Luisa, che dalla stagione in corso difende i colori del team Faren Honda-Cicli Kuota, è in costante crescita ed in questi giorni ha provato la prima tappa del Giro del Trentino, la Trento-Mezzolombardo di 98 chilometri, in programma sabato 16 giugno: il via verrà da Piazza Dante a Trento alle 12, con arrivo in Corso Giuseppe Mazzini a Mezzolombardo attorno alle 16.30.
Una frazione movimentata, disegnata in gran parte nel suggestivo scenario della Piana Rotaliana e con tre Gpm, tutti di seconda categoria, concentrati nella prima metà di gara.

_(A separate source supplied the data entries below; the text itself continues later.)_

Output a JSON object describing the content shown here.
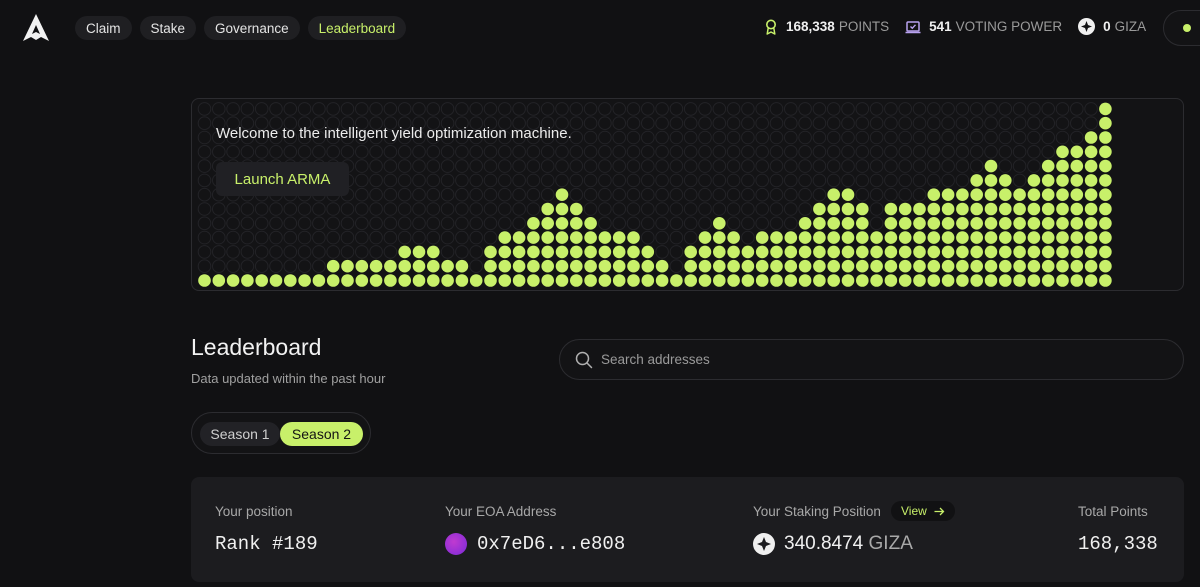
{
  "nav": {
    "items": [
      {
        "label": "Claim",
        "active": false
      },
      {
        "label": "Stake",
        "active": false
      },
      {
        "label": "Governance",
        "active": false
      },
      {
        "label": "Leaderboard",
        "active": true
      }
    ]
  },
  "stats": {
    "points_value": "168,338",
    "points_label": "POINTS",
    "voting_value": "541",
    "voting_label": "VOTING POWER",
    "giza_value": "0",
    "giza_label": "GIZA"
  },
  "hero": {
    "welcome": "Welcome to the intelligent yield optimization machine.",
    "launch_label": "Launch ARMA",
    "column_heights": [
      1,
      1,
      1,
      1,
      1,
      1,
      1,
      1,
      1,
      2,
      2,
      2,
      2,
      2,
      3,
      3,
      3,
      2,
      2,
      1,
      3,
      4,
      4,
      5,
      6,
      7,
      6,
      5,
      4,
      4,
      4,
      3,
      2,
      1,
      3,
      4,
      5,
      4,
      3,
      4,
      4,
      4,
      5,
      6,
      7,
      7,
      6,
      4,
      6,
      6,
      6,
      7,
      7,
      7,
      8,
      9,
      8,
      7,
      8,
      9,
      10,
      10,
      11,
      13
    ]
  },
  "colors": {
    "accent": "#c8f06a",
    "background": "#111113",
    "card": "#1c1c1f"
  },
  "leaderboard": {
    "title": "Leaderboard",
    "subtitle": "Data updated within the past hour",
    "search_placeholder": "Search addresses",
    "seasons": [
      "Season 1",
      "Season 2"
    ],
    "selected_season": "Season 2"
  },
  "position_card": {
    "position_label": "Your position",
    "rank": "Rank #189",
    "eoa_label": "Your EOA Address",
    "eoa_address": "0x7eD6...e808",
    "staking_label": "Your Staking Position",
    "view_label": "View",
    "staking_value": "340.8474",
    "staking_unit": "GIZA",
    "total_label": "Total Points",
    "total_value": "168,338"
  }
}
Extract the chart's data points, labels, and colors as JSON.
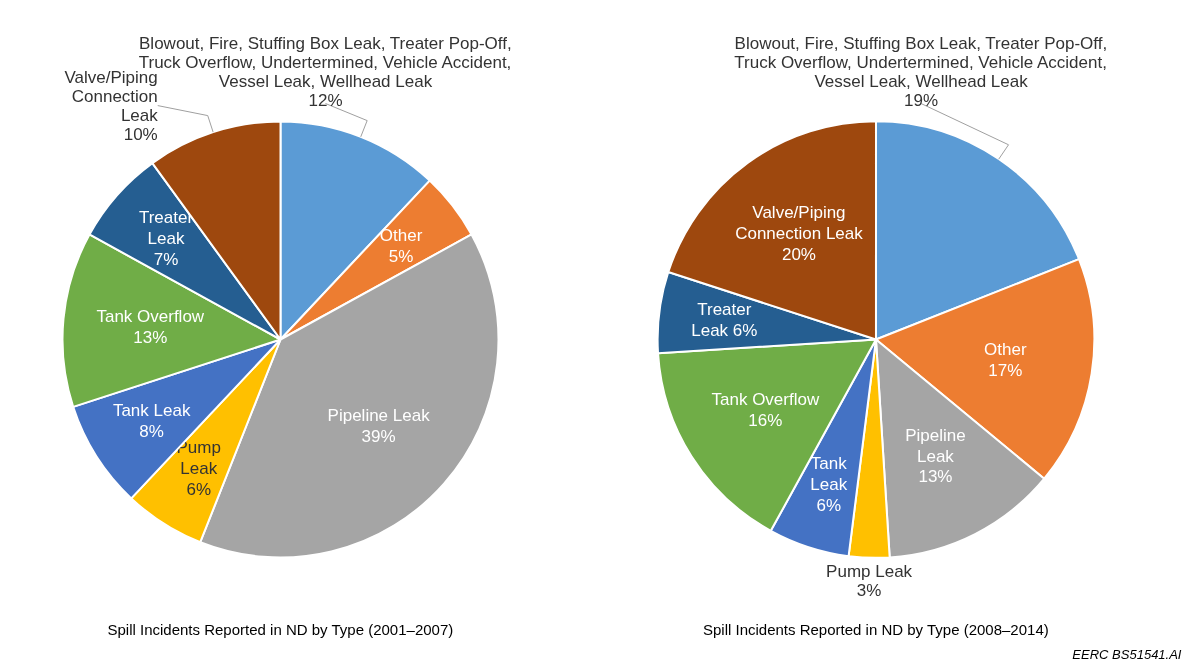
{
  "chart_data": [
    {
      "type": "pie",
      "title": "Spill Incidents Reported in ND by Type (2001–2007)",
      "categories": [
        "Blowout, Fire, Stuffing Box Leak, Treater Pop-Off,\nTruck Overflow, Undertermined, Vehicle Accident,\nVessel Leak, Wellhead Leak",
        "Other",
        "Pipeline Leak",
        "Pump\nLeak",
        "Tank Leak",
        "Tank Overflow",
        "Treater\nLeak",
        "Valve/Piping\nConnection\nLeak"
      ],
      "values": [
        12,
        5,
        39,
        6,
        8,
        13,
        7,
        10
      ],
      "colors": [
        "#5b9bd5",
        "#ed7d31",
        "#a5a5a5",
        "#ffc000",
        "#4472c4",
        "#70ad47",
        "#255e91",
        "#9e480e"
      ],
      "value_labels": [
        "12%",
        "5%",
        "39%",
        "6%",
        "8%",
        "13%",
        "7%",
        "10%"
      ]
    },
    {
      "type": "pie",
      "title": "Spill Incidents Reported in ND by Type (2008–2014)",
      "categories": [
        "Blowout, Fire, Stuffing Box Leak, Treater Pop-Off,\nTruck Overflow, Undertermined, Vehicle Accident,\nVessel Leak, Wellhead Leak",
        "Other",
        "Pipeline\nLeak",
        "Pump Leak",
        "Tank\nLeak",
        "Tank Overflow",
        "Treater\nLeak",
        "Valve/Piping\nConnection Leak"
      ],
      "values": [
        19,
        17,
        13,
        3,
        6,
        16,
        6,
        20
      ],
      "colors": [
        "#5b9bd5",
        "#ed7d31",
        "#a5a5a5",
        "#ffc000",
        "#4472c4",
        "#70ad47",
        "#255e91",
        "#9e480e"
      ],
      "value_labels": [
        "19%",
        "17%",
        "13%",
        "3%",
        "6%",
        "16%",
        "6%",
        "20%"
      ],
      "annotations": [
        "EERC BS51541.AI"
      ]
    }
  ]
}
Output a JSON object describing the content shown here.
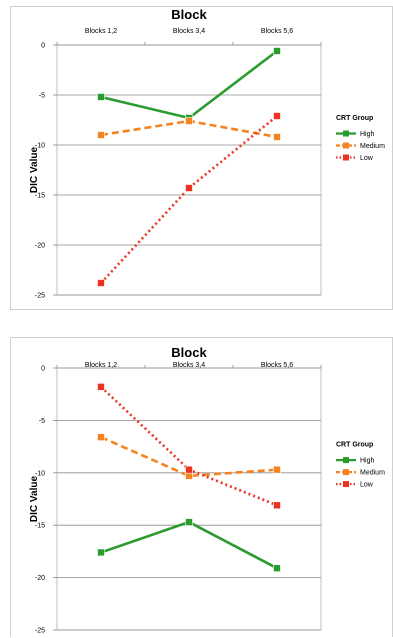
{
  "chart_data": [
    {
      "type": "line",
      "title": "Block",
      "categories": [
        "Blocks 1,2",
        "Blocks 3,4",
        "Blocks 5,6"
      ],
      "ylabel": "DIC Value",
      "ylim": [
        -25,
        0
      ],
      "yticks": [
        0,
        -5,
        -10,
        -15,
        -20,
        -25
      ],
      "grid": true,
      "legend_position": "right",
      "legend_title": "CRT Group",
      "series": [
        {
          "name": "High",
          "values": [
            -5.2,
            -7.3,
            -0.6
          ],
          "color": "#2a9b2e",
          "dash": "solid"
        },
        {
          "name": "Medium",
          "values": [
            -9.0,
            -7.6,
            -9.2
          ],
          "color": "#f5831f",
          "dash": "dashed"
        },
        {
          "name": "Low",
          "values": [
            -23.8,
            -14.3,
            -7.1
          ],
          "color": "#ec3323",
          "dash": "dotted"
        }
      ]
    },
    {
      "type": "line",
      "title": "Block",
      "categories": [
        "Blocks 1,2",
        "Blocks 3,4",
        "Blocks 5,6"
      ],
      "ylabel": "DIC Value",
      "ylim": [
        -25,
        0
      ],
      "yticks": [
        0,
        -5,
        -10,
        -15,
        -20,
        -25
      ],
      "grid": true,
      "legend_position": "right",
      "legend_title": "CRT Group",
      "series": [
        {
          "name": "High",
          "values": [
            -17.6,
            -14.7,
            -19.1
          ],
          "color": "#2a9b2e",
          "dash": "solid"
        },
        {
          "name": "Medium",
          "values": [
            -6.6,
            -10.3,
            -9.7
          ],
          "color": "#f5831f",
          "dash": "dashed"
        },
        {
          "name": "Low",
          "values": [
            -1.8,
            -9.7,
            -13.1
          ],
          "color": "#ec3323",
          "dash": "dotted"
        }
      ]
    }
  ]
}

Il primo dopo 15 chilometri (a Faedo, in località Maso Canacci), quindi la doppia ascesa di Cortaccia (in occasione dello sconfinamento in provincia di Bolzano), al chilometro 36 e 45.
«La tappa non è lunghissima, ma sono convinta che ne uscirà una frazione selettiva, dove potrebbe già decidersi la classifica - spiega Luisa -. E' tutto un su e e giù, che lascia poco respiro, con la salita di Faedo e poi quella di Cortaccia, da ripetere due volte. Un'ascesa abbastanza impegnativa, quanto basta per far emergere i valori in campo e per imporre selezione. Visto anche il chilometraggio non altissimo della tappa, ne uscirà una corsa veloce e penso che le atlete di classifica apriranno fin da subito il gas: ci sarà grande battaglia».
E da Luisa Tamanini cosa è lecito attendersi? «Farò del mio meglio, come sempre, ma preferisco non promettere nulla, anche perché ci sono atlete che stanno andando veramente forte - continua la trentaduenne trentina di Mattarello -. Posso solo dire che il Giro del Trentino è una corsa speciale per me, dove riesco sempre a trovare grandi motivazioni: si corre sulle strade dove sono cresciuta, davanti al pubblico di casa, in uno scenario meraviglioso, come quello di quest'anno della Piana Rotaliana e della val di Non. Un'occasione che non capita spesso e che merita di essere sfruttata».
Luisa è reduce dalla trasferta in Cina e riprenderà tra pochi giorni in Spagna, con la Durango-Durango (5 giugno) e la Emakumeen Euskal Bira (7-10 giugno), a precedere proprio il Giro del Trentino, ultimo test prima dell'appuntamento con la Settimana Tricolore.
«In Cina ho trovato percorsi piatti, più per velociste che per me, ma la condizione sta crescendo ed in Spagna potrò definire il mio stato di forma - conclude la Tamanini -, sperando di arrivare in buona condizione al Giro del Trentino e quindi alla Settimana Tricolore, due appuntamenti a cui tengo particolarmente».